Rude snorted. “I was expecting you. I figured you’d join me. I’ve known you for years. You’re predictable like that.”

“No way!”

“Well, you are.”

“I am not!” I objected, grinning at him. It was probably true.

Rude grunted. “Sure, sure. Whatever you say, partner.”

“Aww, hell.”

The sun was up now, glinting off the water as the Avalanche ship started to move away. We’d contact the coast guard, of course, but they’re not really equipped to deal with an armed vessel, like what the Avalanche ship probably was. They wouldn’t be able to do much of anything. But, on the whole, Avalanche had probably taken fewer than half of our recruits. And maybe they’d gotten the ones who wouldn’t make it into SOLDIER anyway. So we were probably all right.

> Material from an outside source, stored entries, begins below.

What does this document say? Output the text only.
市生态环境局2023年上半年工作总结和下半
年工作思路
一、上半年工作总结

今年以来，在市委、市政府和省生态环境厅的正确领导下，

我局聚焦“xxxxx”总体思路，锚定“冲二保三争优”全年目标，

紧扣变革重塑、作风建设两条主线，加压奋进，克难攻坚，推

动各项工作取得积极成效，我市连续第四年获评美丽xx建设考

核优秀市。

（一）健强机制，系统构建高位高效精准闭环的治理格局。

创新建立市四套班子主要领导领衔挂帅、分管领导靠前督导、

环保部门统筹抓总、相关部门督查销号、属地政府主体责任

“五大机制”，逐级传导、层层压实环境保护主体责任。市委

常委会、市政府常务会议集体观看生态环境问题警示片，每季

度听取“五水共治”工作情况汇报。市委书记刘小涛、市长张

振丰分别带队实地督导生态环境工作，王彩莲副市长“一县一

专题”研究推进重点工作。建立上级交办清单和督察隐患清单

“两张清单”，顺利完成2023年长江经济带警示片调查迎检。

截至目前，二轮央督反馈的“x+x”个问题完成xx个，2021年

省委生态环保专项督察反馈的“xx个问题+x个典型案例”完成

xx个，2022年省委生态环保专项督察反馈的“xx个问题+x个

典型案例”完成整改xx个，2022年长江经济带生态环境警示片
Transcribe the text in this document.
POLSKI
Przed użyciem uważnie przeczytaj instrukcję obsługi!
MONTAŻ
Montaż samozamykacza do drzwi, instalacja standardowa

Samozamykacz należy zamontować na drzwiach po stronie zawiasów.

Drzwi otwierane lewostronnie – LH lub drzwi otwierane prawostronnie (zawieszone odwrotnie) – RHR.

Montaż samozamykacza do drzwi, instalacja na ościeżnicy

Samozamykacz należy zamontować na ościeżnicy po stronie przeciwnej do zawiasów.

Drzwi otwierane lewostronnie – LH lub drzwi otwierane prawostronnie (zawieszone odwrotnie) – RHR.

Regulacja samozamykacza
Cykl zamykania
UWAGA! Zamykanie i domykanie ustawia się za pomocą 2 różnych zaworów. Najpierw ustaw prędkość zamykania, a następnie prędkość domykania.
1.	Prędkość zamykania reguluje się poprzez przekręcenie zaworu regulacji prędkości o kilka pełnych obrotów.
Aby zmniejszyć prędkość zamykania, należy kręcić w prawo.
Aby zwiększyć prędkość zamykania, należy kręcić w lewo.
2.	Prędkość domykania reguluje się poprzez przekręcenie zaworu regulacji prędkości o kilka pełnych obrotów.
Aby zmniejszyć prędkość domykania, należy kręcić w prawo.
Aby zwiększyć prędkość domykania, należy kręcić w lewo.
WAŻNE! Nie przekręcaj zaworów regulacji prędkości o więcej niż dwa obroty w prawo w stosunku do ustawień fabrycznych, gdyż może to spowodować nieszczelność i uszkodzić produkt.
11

The both of us just stood for a while, watching the sunrise. I’m glad Rude’s my partner. It’s funny. He comes across as sort of a closed up guy, and I guess maybe he is, but he’s still my best friend, even though I’m such a wing nut. I mean, he really knows me. Not many people can say they really know me. I wonder what it is that makes us such good friends. Necessity, maybe. I couldn’t work with the guy if I hated him. I don’t think either of us have really made any supreme efforts to be best friends, we just sort of are. I think so, at least. Anyway, it’s just weird. But I’m thankful for it anyway.